Tamil Nadu textile exports fall by Rs 16,000 crore in 2017-18

Export of knitwear and readymade garments from Tamil Nadu fell by 5.6 per cent in 2017-18 owing to various reasons, including demonetisation, GST and global competition.

CHENNAI: Export of knitwear and readymade garments from Tamil Nadu fell by 5.6 per cent in 2017-18 owing to various reasons, including demonetisation, GST and global competition. The  garment exports from Tirupur reduced by `16,000 crore last year, O S Manian, Handlooms and Textiles Minister, told the Assembly on Friday. Replying to a question on demands for grants for Handloom and Textiles department, he said textile exports dipped by 10 per cent across India and 5.6 percent in Tamil Nadu.

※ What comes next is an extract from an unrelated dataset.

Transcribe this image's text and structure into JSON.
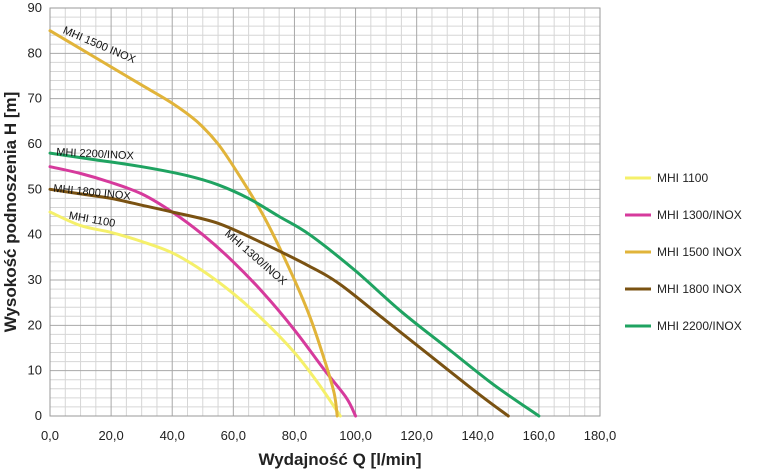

“About 6500 knitwear and readymade garment companies in Tirupur export to the tune of `50,000 crore a year and provides employment to six lakh workers. However, owing to GST, demonetisation and global competition, textile exports turnover fell to `34,000 crore last year,” he said. Because of the State’s efforts GST on garments was reduced to five per cent.

He pointed out that higher taxation and reduction in other monetary incentives had put the textile industry in deep crisis. The Centre had reduced the rebate on State Levies (incentive provided for exporters on the value of exported goods) from 3.5 per cent to 1.7 per cent. Manian said the Centre is yet to settle the `500 crore dues to Tirupur garment companies.

Noting that about 11.4 per cent of tax imposed in India for exports, the Minister said (other major textile exporters) Bangaladesh and Sri Lanka did not levy customs duty. “The duty drawback rate, had also been reduced from 7.5 to 2.5 per cent,” he explained. Manian said that on May 31, CM Edappadi K Palaniswami had written to the PM to settle `500cr dues towards rebate on State levies and increase duty drawback rate to five per cent.

Meanwhile, the Southern India Mills Association(SIMA) president P Nataraj said, “Refund of ROSL was kept pending from April 2017. The Centre has hastened the process. It has been cleared until Dec 2017.”